Васька Окорок, схватив его за голову и заглядывая в глаза, восторженно орал:
— Парень, ты скажи та-ам. За морями-то!..
— Будет тебе, ветрень, — говорил любовно Вершинин.
Знобов продолжал:
— Лежит он — пролетариат, на бревнах, а буржуй его режет. А на облаках-то — японец, американка, англичанка — вся эта сволочь, империализма самая сидит.
Американец сорвал с головы фуражку и завопил:
— Империализм, awy!
Знобов с ожесточением швырнул книжку о земь.
— Империализму с буржуями к чертям!
Син-Бин-У подскочил к американцу и, подтягивая спадающие штаны, торопливо проговорил:
— Русики ресыпубылика-а. Кытайси ресыпубылика-а. Мериканысы ресыпубылика-а пухао. Нипонсы, пухао, надо, надо ресыпубылика-а. Кыра-а-сна ресыпубылика-а нада-надо{14}.

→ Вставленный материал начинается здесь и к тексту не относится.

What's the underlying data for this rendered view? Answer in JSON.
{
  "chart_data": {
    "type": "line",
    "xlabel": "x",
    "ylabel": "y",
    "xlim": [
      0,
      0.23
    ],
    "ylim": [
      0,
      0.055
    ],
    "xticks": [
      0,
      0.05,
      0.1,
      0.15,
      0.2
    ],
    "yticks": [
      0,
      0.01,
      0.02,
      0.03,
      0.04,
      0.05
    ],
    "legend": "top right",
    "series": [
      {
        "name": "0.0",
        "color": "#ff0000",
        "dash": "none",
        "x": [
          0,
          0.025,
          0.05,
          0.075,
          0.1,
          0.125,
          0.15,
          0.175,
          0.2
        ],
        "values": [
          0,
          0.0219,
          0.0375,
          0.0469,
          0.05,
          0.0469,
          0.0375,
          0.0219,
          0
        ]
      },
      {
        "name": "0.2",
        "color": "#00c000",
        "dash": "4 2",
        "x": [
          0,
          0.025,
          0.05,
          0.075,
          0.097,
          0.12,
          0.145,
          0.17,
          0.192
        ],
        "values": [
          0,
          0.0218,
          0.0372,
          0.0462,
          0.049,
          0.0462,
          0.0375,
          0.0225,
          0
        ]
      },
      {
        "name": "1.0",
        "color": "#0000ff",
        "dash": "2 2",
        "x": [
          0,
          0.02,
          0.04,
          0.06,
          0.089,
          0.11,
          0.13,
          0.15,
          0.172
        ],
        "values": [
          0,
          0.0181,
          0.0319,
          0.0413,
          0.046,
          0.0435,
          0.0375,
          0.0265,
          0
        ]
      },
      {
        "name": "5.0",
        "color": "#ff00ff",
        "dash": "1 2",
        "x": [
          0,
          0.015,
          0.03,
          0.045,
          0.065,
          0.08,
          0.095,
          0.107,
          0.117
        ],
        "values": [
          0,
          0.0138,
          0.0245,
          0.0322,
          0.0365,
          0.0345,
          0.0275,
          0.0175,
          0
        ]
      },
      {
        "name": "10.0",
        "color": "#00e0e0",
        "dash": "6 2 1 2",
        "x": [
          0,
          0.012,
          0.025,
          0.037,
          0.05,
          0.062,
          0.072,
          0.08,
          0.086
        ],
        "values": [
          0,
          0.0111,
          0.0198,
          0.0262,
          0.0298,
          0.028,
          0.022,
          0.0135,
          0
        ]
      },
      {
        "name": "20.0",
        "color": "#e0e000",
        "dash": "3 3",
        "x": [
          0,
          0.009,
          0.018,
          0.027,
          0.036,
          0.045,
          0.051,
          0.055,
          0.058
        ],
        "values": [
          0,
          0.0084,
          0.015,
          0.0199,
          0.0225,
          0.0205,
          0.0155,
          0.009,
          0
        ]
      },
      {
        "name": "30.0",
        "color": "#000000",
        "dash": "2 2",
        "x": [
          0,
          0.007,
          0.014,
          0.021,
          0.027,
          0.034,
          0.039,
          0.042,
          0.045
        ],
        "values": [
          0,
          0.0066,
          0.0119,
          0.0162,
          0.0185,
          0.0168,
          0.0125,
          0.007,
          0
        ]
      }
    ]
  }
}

И, оглядевшись кругом, встал на цыпочки, и, медленно подымая большой палец руки кверху, проговорил:
— Шанго.
Вершинин приказал:
— Накормить его надо. А потом вывести на дорогу и пусти.
Старик конвоир спросил:
— Глаза-то завязать, как поведем. Не приведет сюда?
Мужики решили:
— Не надо. Не выдаст!
V.
Партизаны с хохотом, свистом, вскинули ружья на плечи.
Окорок закрутил курчавой рыжей головой, вдруг тонким, как паутинка, голоском затянул:
Я рассею грусть-тоску по зеленому лужку. И какой-то быстрый и веселый голос ударил вслед за Васькой:
Я рассеявши пошел, во зеленый сад вошел —
Много в саду вишенья, винограду, грушенья.
И тут сотня хриплых, порывистых, похожих на морской ветер, мужицких голосов рванула, подняла и понесла в тропы, в лес, в горы:
Я рассеявши пошел.
Во зеленый сад вошел.
— Э-э-эх...
— Сью-ю-ю!..
Партизаны, как на свадьбе, шли с ревом, гиканьем, свистом в сопки.
Шестой день увядал.
Томительно и радостно пахли вечерние деревья.